• Nancy Pelosi reversed course, saying she’s open to banning lawmakers from stock trading.
  • “If members want to do that, I’m okay with that,” she said, emphasizing the “trust” she has in members.
  • She also called for more disclosure at the Supreme Court, saying she doesn’t want the court “let off the hook.”

House Speaker Nancy Pelosi signaled on Thursday that she was open to considering proposals to ban stock trading by members of Congress, reversing course from a position she took last month.

“I’ve said to the House Administration Commitee, review all the bills that are coming in and see which ones — where the support is in our caucus,” said Pelosi, responding to a question from Insider about a request she made to the committee last Thursday. “If members want to do that, I’m okay with that.”

Facing pressure from both the left and the right, Pelosi has asked the committee to review compliance with the Stop Trading on Congressional Knowledge (STOCK) Act, which requires timely disclosures of financial transactions but offers little in the way of penalties for noncompliance. In December, Insider released “Conflicted Congress,” a 5-month investigation which found that dozens of lawmakers and nearly 200 senior congressional staffers had failed to comply with the law.

Pelosi told reporters that she’d received letters from members encouraging support for the idea, a possible reference to a letter to leadership being drafted by Rep.
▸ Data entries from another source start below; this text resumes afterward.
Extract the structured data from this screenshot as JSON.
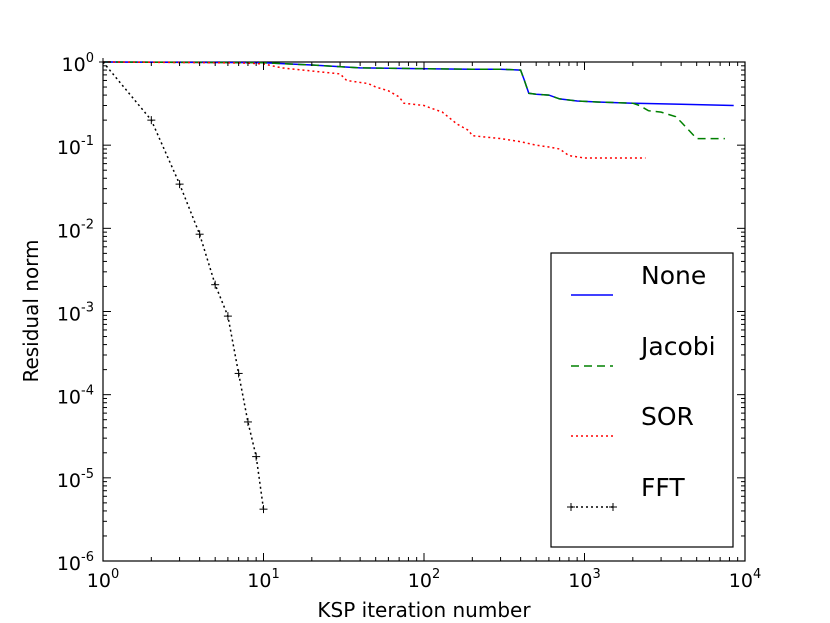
{
  "chart_data": {
    "type": "line",
    "title": "",
    "xlabel": "KSP iteration number",
    "ylabel": "Residual norm",
    "xscale": "log",
    "yscale": "log",
    "xlim": [
      1,
      10000
    ],
    "ylim": [
      1e-06,
      1
    ],
    "x_ticks": [
      {
        "base": "10",
        "exp": "0"
      },
      {
        "base": "10",
        "exp": "1"
      },
      {
        "base": "10",
        "exp": "2"
      },
      {
        "base": "10",
        "exp": "3"
      },
      {
        "base": "10",
        "exp": "4"
      }
    ],
    "y_ticks": [
      {
        "base": "10",
        "exp": "0"
      },
      {
        "base": "10",
        "exp": "-1"
      },
      {
        "base": "10",
        "exp": "-2"
      },
      {
        "base": "10",
        "exp": "-3"
      },
      {
        "base": "10",
        "exp": "-4"
      },
      {
        "base": "10",
        "exp": "-5"
      },
      {
        "base": "10",
        "exp": "-6"
      }
    ],
    "legend_position": "right",
    "series": [
      {
        "name": "None",
        "color": "#0000ff",
        "style": "solid",
        "marker": "none",
        "x": [
          1,
          10,
          20,
          40,
          100,
          200,
          300,
          400,
          420,
          450,
          500,
          600,
          700,
          900,
          1200,
          2000,
          4000,
          8500
        ],
        "y": [
          1.0,
          0.98,
          0.92,
          0.85,
          0.83,
          0.82,
          0.82,
          0.8,
          0.62,
          0.42,
          0.41,
          0.4,
          0.36,
          0.34,
          0.33,
          0.32,
          0.31,
          0.3
        ]
      },
      {
        "name": "Jacobi",
        "color": "#008000",
        "style": "dashed",
        "marker": "none",
        "x": [
          1,
          10,
          20,
          40,
          100,
          200,
          300,
          400,
          420,
          450,
          500,
          600,
          700,
          900,
          1200,
          2000,
          2200,
          2500,
          3000,
          3700,
          4000,
          5000,
          7500
        ],
        "y": [
          1.0,
          0.98,
          0.92,
          0.85,
          0.83,
          0.82,
          0.82,
          0.8,
          0.62,
          0.42,
          0.41,
          0.4,
          0.36,
          0.34,
          0.33,
          0.32,
          0.3,
          0.26,
          0.25,
          0.22,
          0.19,
          0.12,
          0.12
        ]
      },
      {
        "name": "SOR",
        "color": "#ff0000",
        "style": "dotted",
        "marker": "none",
        "x": [
          1,
          5,
          8,
          10,
          13,
          20,
          30,
          33,
          45,
          50,
          60,
          70,
          75,
          100,
          110,
          130,
          160,
          190,
          200,
          300,
          400,
          500,
          600,
          700,
          800,
          1000,
          2400
        ],
        "y": [
          1.0,
          0.98,
          0.97,
          0.95,
          0.85,
          0.78,
          0.72,
          0.6,
          0.55,
          0.5,
          0.45,
          0.38,
          0.32,
          0.3,
          0.28,
          0.25,
          0.18,
          0.15,
          0.13,
          0.12,
          0.11,
          0.1,
          0.095,
          0.09,
          0.075,
          0.07,
          0.07
        ]
      },
      {
        "name": "FFT",
        "color": "#000000",
        "style": "dotted",
        "marker": "+",
        "x": [
          1,
          2,
          3,
          4,
          5,
          6,
          7,
          8,
          9,
          10
        ],
        "y": [
          1.0,
          0.2,
          0.034,
          0.0085,
          0.0021,
          0.00088,
          0.00018,
          4.7e-05,
          1.8e-05,
          4.2e-06
        ]
      }
    ]
  }
}
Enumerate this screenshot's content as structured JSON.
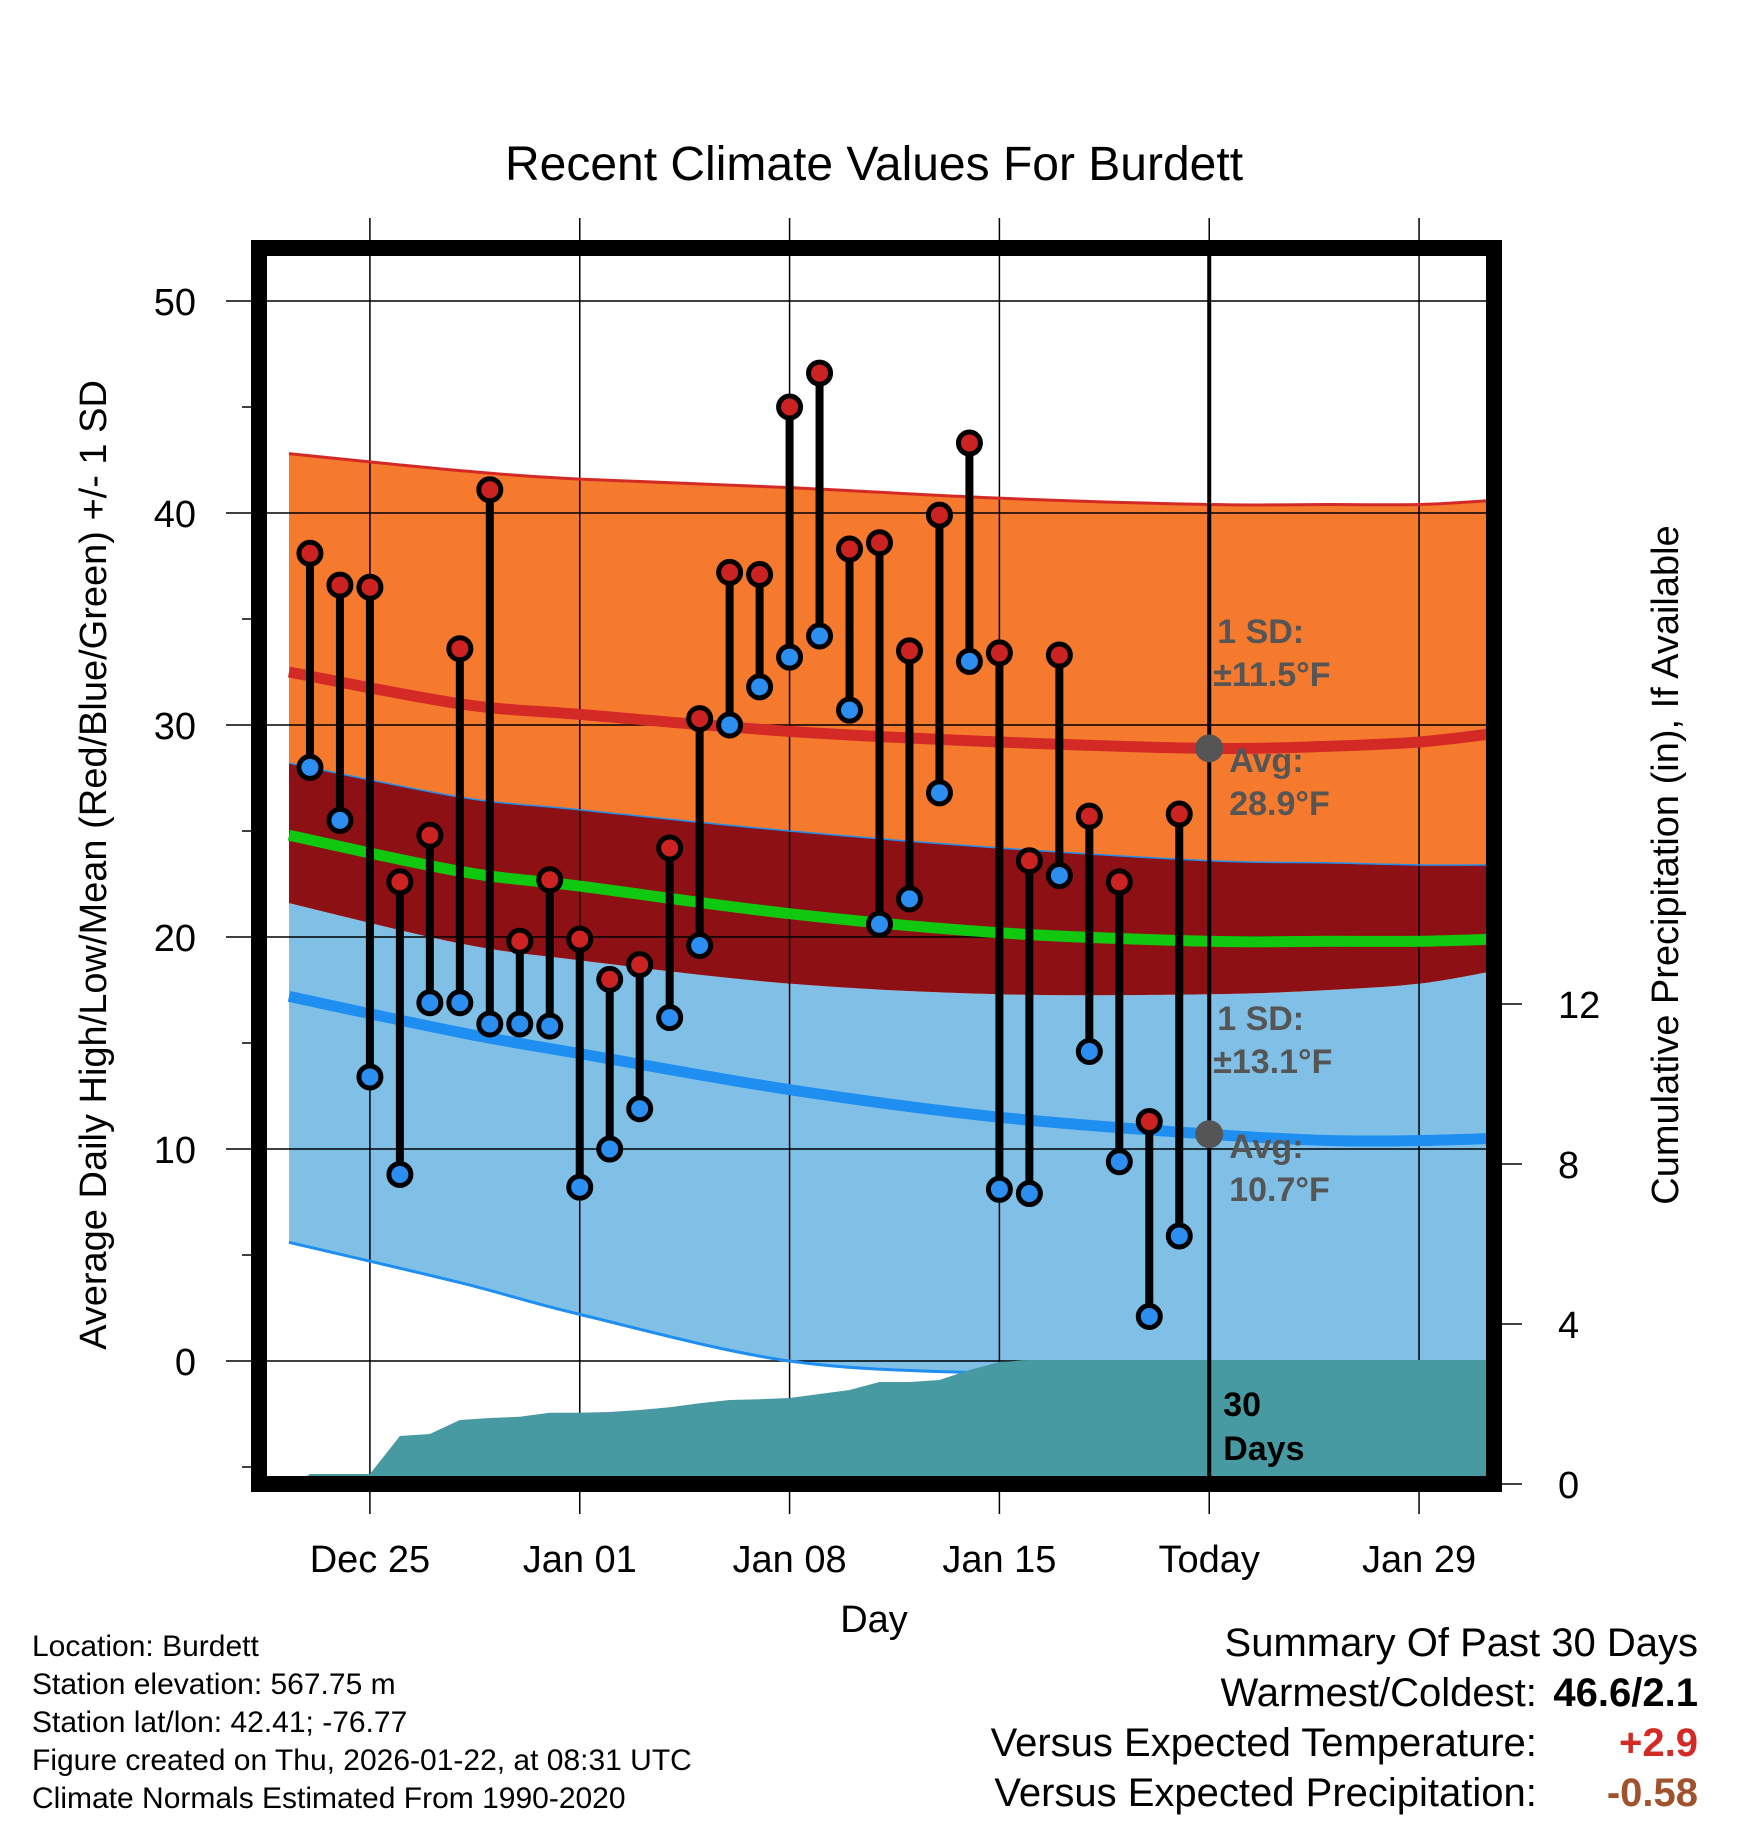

Jared Golden of Maine that was first reported by Bangor Daily News.

“We came to Congress to serve our country, not turn a quick buck,” wrote Golden in the yet-to-be-released letter.

Even as she signaled openness to changing the rules around stock ownership — spurred by a flood of new proposals, including from Democratic Sens. Jon Ossoff of Georgia and Mark Kelly of Arizona, as well as from Democratic Rep. Angie Craig of Minnesota and Republican Sen. Josh Hawley of Missouri — Pelosi made clear that she doesn’t see an issue with the status quo.

“I have great confidence in the integrity of my members. They are remarkable,” she said. “So when people talk about well, somebody might do this, and somebody — I trust them. If in fact we should have severer penalties for delays in reporting on the STOCK Act, then do that.”

Those remarks mirrored her position when first asked about the idea of a stock trading ban for lawmakers and their spouses in December. “We are a free-market economy. They should be able to participate in that,” she said at the time.

“I do come down always in favor of trusting our members,” she said. “To give a blanket attitude of ‘we can’t do this, and we can’t do that’ because we can’t be trusted — I just don’t buy into that.”

Pelosi reiterated that blatant insider trading is already illegal under federal law. “That’s a Justice Department issue,” she said.

“Should the penalties be greater? Subject to review,” she added. “I don’t know why people don’t [report] on time, but whatever it is, if there’s a penalty, and it should be more severe, so be it.”

The Speaker then directed her attention at the Supreme Court, calling for it to be held to the same disclosure standards as Congress. She pointed out that the body has nothing like the STOCK Act in place to govern judges’ disclosures, even though it’s “where decisions are made all the time that affect our environment, our workforce, our personal freedoms, every subject you can name.”

“If we’re saying everybody should be living by the same standard, then so be it. That’s okay with me,” she said.

“But I don’t think that the court should be let off the hook,” she added, referencing a recent year-end report by Chief Supreme Court Justice John Roberts calling for greater financial disclosure in the judicial branch. “I say, when we go forward with anything, let’s take the Supreme Court with us.”